Seasons changed but time halted in the kingdom, as if it was gripped by the roach and his machinery forever. A status quo prevailed to the utter satisfaction and amusement of roach the emperor. Little did the roach knew that time is a nasty adversary, which always takes its toll at snail’s speed.  The roach was slowly dying his own death and on one wintery night when the gloomiest wind was blowing this realization dawned upon him. This was the darkest day befallen upon any roach; it was a day of unmatched catastrophe in history.

To add to the impending doom, a wizard suddenly materialized out of thin smoke and in his hand, he held a gold wand – a wand drenched with the blood of oppressed, held up tears, broken dreams, miseries, anxieties, anguish, agonies and shattered hopes of the masses and with one sharp blow of the wand the majestic wizard shattered all that roach possessed – the mystic crystal ball, the dreams of highness, and the god of hope. Everything that roach once possessed was destroyed in a blink of eye, broken up to million pieces. This was the time when the secret of roach which nobody knew but himself was no more a secret. This was the time when roach finally saw his true self. In each glittering piece of his shattered dream, nothing but a filthy cockroach he was, he is.

True is the saying that history repeats itself. Now, at present, this is the story of Pakistan, where the roach has been struck and Pakistan has to rebuild itself; it would not be constructed by those who are destroying it but by those who still have even slightest degree of enlightening conscience left.

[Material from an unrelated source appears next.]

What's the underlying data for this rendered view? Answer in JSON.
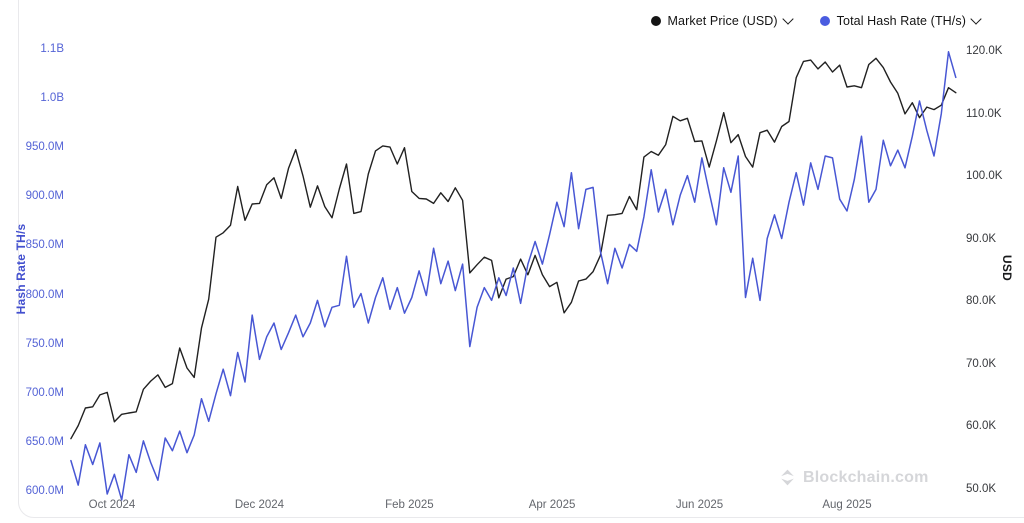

The nation is in jeopardy since the time Imran Khan and Tahir ul Qadri have brought their demands along with thousands of people in Islamabad. The tugs of war have started in every square of Pakistan if not at ‘Azadi Square’ or ‘Revolution Avenue’.  The profane political culture of Pakistan has shown no mercy to anyone. The culture has not left even Quaid e Azam alone. It’s the time when we have to decide. The decision of fighting the roach that if not rules our country; it rules our minds, because in real life, the wizard doesn’t come to rescue.